2. Its strong random-read capability helps VDI, boot storms, and metadata-heavy workloads stay responsive under high concurrency, improving user experience in read-centric environments.
3. The modest write endurance is best aligned with read-mostly enterprise use cases such as content serving, reference datasets, and OS boot volumes rather than write-intensive logging or caching tiers.
4. Samsung’s 3-bit V-NAND TLC balances density, power efficiency, and cost, making it a practical choice for scaling capacity in budget-conscious data center deployments.
5. The low typical latency supports faster transaction handling and snappier application response, which is especially valuable for latency-sensitive databases and virtualized infrastructure.
Lower capacity: 1 TB Higher capacity: 4 TB In this family, the 2 TB model sits at the sweet spot for mainstream server-side SSD deployment.

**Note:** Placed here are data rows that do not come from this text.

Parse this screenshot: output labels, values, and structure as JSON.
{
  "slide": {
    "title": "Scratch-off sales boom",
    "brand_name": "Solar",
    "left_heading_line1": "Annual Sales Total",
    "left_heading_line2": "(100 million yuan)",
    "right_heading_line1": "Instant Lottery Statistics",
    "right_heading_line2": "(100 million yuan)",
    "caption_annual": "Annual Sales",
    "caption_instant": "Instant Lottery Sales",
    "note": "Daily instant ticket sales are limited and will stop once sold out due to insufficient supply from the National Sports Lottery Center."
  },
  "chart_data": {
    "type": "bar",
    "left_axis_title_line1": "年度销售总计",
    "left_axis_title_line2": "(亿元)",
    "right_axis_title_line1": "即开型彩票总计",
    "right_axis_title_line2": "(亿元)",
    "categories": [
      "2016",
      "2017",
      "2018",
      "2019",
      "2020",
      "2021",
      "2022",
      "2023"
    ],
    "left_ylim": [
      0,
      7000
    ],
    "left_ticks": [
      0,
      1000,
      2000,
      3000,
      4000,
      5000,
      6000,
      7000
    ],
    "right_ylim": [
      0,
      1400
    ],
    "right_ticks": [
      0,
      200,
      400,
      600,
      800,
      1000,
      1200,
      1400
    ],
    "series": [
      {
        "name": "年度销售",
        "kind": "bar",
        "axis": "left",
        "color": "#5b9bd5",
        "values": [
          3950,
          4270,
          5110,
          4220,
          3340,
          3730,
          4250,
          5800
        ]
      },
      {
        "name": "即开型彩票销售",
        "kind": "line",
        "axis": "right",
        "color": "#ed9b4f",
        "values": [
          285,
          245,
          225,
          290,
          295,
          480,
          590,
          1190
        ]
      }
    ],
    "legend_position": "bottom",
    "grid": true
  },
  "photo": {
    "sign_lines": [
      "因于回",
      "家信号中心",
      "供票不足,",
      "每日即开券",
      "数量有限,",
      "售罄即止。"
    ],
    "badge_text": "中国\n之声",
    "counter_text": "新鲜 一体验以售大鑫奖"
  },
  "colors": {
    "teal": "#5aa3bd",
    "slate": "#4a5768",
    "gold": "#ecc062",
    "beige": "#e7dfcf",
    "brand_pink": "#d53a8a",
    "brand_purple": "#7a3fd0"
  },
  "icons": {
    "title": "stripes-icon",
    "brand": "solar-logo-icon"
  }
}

Compared with the 1 TB version, it gives much better headroom for OS images, application stacks, logs, and growth over a longer refresh cycle, reducing the risk of early capacity pressure. Compared with the 4 TB version, it usually offers a more attractive cost-to-usable-capacity balance while keeping essentially the same SATA-class performance profile. It is best suited for small to mid-size virtualization clusters, such as hosting boot and utility volumes for around 40 to 60 business application instances.
Q: Is MZ-75E2T0BW suitable for a write-heavy database server?
A: No. With 0.14 DWPD, 300 TBW, TLC NAND, and no PLP, MZ-75E2T0BW is better suited to read-focused or light mixed workloads than write-heavy database servers.
Q: How many full drive writes per day can it actually endure over its warranty period?
A: Based on 300 TBW and 2 TB capacity, it supports about 150 full drive writes total. Over a typical 5-year warranty, that equals roughly 0.08 full writes per day.
Q: Does it include power loss protection (PLP) and why is that critical?
A: No, this model does not include PLP. PLP is critical in enterprise environments because it helps prevent in-flight data loss, corruption, and metadata inconsistency during unexpected power failures.
Q: What RAID level is recommended for this SSD?
A: For most business deployments, RAID 1 or RAID 10 is recommended. These levels provide redundancy and solid performance, while avoiding the higher write overhead of parity-based RAID.